In Other Minds, Peter Godfrey-Smith, a distinguished philosopher of science and a skilled scuba diver, tells a bold new story of how subjective experience crept into being--how nature became aware of itself. As Godfrey-Smith stresses, it is a story that largely occurs in the ocean, where animals first appeared. Tracking the mind's fitful development, Godfrey-Smith shows how unruly clumps of seaborne cells began living together and became capable of sensing, acting, and signaling. As these primitive organisms became more entangled with others, they grew more complicated. The first nervous systems evolved, probably in ancient relatives of jellyfish; later on, the cephalopods, which began as inconspicuous mollusks, abandoned their shells and rose above the ocean floor, searching for prey and acquiring the greater intelligence needed to do so. Taking an independent route, mammals and birds later began their own evolutionary journeys.
But what kind of intelligence do cephalopods possess? Drawing on the latest scientific research and his own scuba-diving adventures, Godfrey-Smith probes the many mysteries that surround the lineage. How did the octopus, a solitary creature with little social life, become so smart? What is it like to have eight tentacles that are so packed with neurons that they virtually "think for themselves"? What happens when some octopuses abandon their hermit-like ways and congregate, as they do in a unique location off the coast of Australia?

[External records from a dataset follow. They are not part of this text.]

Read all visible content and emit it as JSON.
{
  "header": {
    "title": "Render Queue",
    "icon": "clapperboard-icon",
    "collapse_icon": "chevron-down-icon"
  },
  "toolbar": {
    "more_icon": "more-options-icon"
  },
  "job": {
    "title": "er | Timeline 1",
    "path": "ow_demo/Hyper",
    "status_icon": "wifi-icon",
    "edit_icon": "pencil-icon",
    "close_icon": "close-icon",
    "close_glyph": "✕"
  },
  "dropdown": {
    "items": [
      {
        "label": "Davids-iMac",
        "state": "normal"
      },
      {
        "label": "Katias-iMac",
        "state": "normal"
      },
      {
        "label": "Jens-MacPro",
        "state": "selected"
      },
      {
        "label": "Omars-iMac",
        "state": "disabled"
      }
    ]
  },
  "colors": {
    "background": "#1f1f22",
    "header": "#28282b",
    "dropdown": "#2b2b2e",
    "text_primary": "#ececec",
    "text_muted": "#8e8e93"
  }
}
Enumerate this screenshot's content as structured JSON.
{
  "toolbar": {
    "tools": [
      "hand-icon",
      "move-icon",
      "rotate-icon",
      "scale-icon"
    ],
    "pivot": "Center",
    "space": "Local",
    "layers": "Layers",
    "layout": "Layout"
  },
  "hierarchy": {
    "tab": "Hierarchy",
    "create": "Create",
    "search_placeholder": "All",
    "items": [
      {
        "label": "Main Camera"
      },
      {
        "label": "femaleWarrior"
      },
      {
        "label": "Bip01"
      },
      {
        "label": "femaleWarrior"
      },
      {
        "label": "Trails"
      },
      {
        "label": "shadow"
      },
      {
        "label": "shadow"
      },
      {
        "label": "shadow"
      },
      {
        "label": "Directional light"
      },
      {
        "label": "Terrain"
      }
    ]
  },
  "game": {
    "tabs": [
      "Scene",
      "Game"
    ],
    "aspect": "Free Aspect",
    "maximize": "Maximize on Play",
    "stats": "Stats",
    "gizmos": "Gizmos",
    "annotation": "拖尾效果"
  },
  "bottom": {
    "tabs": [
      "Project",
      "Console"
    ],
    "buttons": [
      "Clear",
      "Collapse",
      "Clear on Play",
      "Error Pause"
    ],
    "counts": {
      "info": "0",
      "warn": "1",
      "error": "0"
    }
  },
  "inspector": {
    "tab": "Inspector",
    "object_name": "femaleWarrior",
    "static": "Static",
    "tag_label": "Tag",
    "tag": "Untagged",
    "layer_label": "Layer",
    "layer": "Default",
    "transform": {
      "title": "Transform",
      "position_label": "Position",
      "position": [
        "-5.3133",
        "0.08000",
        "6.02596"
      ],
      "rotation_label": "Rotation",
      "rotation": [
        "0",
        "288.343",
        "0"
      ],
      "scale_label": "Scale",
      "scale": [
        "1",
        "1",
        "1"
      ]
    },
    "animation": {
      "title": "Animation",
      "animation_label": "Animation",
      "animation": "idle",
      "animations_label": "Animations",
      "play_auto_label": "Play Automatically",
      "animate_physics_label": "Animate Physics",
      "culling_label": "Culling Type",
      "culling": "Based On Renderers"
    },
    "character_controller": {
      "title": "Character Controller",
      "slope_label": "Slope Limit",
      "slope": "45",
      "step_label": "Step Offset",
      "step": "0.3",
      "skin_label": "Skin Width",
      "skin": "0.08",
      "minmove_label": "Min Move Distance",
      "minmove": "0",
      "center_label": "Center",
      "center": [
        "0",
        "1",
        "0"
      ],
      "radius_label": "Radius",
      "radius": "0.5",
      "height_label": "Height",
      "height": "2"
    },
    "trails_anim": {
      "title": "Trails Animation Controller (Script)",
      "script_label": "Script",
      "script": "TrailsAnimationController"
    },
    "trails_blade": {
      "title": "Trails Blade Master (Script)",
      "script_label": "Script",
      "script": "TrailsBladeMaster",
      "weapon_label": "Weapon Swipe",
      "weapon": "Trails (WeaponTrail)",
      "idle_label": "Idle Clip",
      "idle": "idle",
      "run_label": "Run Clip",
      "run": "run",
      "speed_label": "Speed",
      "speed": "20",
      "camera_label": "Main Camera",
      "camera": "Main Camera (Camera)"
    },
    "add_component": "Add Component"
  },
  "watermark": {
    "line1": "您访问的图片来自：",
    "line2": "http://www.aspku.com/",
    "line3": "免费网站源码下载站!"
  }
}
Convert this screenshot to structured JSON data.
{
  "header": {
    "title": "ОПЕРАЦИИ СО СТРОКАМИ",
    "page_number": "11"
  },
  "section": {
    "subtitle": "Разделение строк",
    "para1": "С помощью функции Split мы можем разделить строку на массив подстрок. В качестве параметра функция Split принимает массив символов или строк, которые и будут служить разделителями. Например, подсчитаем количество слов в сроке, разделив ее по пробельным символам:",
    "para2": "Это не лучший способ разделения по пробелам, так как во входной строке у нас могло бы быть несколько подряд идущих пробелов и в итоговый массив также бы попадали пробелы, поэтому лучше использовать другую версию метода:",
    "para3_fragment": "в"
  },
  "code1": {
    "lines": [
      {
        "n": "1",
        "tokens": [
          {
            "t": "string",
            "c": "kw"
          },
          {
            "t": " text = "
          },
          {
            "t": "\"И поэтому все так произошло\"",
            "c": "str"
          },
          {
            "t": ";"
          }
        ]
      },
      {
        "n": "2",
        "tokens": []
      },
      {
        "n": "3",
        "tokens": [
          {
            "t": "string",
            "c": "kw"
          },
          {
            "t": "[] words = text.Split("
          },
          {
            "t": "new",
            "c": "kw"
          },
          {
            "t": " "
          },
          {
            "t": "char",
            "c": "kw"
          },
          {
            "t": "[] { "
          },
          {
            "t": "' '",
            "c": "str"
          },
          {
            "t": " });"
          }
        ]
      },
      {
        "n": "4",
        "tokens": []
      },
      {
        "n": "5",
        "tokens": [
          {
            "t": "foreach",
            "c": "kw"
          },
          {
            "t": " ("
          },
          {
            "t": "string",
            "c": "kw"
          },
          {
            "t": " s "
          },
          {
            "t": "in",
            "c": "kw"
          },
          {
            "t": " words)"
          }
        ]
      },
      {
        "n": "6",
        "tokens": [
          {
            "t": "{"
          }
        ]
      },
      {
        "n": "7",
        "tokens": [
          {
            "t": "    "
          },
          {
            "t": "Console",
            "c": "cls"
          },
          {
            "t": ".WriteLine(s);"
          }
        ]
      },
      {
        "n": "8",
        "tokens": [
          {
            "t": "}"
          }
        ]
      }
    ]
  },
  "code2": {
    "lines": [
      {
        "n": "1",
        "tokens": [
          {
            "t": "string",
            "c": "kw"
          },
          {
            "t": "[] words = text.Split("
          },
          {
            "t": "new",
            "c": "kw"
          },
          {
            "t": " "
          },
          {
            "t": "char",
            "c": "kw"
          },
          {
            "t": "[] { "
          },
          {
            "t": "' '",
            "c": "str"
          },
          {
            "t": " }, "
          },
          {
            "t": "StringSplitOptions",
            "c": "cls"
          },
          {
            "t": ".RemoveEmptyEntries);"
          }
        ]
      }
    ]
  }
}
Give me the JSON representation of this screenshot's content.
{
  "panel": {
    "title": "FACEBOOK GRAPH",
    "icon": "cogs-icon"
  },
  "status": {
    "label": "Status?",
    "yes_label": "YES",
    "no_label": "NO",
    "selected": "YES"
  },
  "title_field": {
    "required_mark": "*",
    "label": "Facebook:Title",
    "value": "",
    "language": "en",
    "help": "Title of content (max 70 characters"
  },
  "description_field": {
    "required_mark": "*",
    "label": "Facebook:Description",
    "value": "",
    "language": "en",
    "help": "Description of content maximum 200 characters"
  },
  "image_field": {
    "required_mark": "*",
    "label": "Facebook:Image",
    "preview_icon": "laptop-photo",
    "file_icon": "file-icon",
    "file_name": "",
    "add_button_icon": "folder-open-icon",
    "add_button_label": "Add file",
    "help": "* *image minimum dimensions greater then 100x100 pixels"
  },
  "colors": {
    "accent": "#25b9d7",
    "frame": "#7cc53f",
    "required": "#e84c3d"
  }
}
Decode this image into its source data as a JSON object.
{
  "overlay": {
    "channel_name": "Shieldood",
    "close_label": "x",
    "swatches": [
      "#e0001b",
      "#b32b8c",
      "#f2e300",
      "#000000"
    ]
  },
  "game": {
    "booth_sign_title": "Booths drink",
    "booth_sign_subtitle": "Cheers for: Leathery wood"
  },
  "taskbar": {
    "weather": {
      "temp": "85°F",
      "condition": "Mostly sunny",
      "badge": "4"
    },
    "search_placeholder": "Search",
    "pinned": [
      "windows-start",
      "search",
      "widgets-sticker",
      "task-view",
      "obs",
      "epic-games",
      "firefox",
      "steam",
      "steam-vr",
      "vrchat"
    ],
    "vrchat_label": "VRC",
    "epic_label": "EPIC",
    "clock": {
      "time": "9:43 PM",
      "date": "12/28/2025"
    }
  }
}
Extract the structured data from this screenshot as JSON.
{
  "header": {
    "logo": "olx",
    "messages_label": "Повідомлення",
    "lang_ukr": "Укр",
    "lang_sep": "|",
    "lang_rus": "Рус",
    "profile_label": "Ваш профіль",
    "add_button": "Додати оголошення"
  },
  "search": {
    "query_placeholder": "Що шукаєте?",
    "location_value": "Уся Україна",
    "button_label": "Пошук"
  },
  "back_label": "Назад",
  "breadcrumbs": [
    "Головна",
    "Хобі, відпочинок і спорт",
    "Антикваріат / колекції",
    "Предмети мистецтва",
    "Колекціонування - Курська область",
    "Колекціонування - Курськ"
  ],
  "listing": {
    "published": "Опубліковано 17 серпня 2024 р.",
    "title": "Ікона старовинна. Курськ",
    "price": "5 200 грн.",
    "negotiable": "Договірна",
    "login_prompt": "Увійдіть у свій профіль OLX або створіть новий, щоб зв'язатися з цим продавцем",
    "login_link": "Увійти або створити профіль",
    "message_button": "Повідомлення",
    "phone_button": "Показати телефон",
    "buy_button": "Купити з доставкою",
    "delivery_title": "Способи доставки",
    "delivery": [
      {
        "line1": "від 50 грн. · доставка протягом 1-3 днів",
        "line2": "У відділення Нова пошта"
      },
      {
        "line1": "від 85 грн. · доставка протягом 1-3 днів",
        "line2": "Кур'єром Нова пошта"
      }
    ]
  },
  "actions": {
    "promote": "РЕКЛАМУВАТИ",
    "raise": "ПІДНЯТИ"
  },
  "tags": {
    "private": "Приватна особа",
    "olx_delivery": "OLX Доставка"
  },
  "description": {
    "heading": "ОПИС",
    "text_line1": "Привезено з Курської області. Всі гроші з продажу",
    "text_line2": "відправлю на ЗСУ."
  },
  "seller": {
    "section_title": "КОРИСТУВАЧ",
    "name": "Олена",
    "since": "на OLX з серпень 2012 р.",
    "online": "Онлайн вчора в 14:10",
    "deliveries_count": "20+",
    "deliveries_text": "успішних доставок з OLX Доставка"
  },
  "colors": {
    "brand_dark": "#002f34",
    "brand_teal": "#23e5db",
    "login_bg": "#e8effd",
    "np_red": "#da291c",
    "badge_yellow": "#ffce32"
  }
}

By tracing the question of inner life back to its roots and comparing human beings with our most remarkable animal relatives, Godfrey-Smith casts crucial new light on the octopus mind--and on our own.
About the Author
Peter Godfrey-Smith is a distinguished professor of philosophy at the Graduate Center, City University of New York, and a professor of the history and philosophy of science at the University of Sydney. He is the author of several books, including Theory and Reality: An Introduction to the Philosophy of Science and Darwinian Populations and Natural Selection, which won the 2010 Lakatos Award. His underwater videos of octopuses have been featured in National Geographic and New Scientist, and he has discussed them on National Public Radio and many cable TV channels.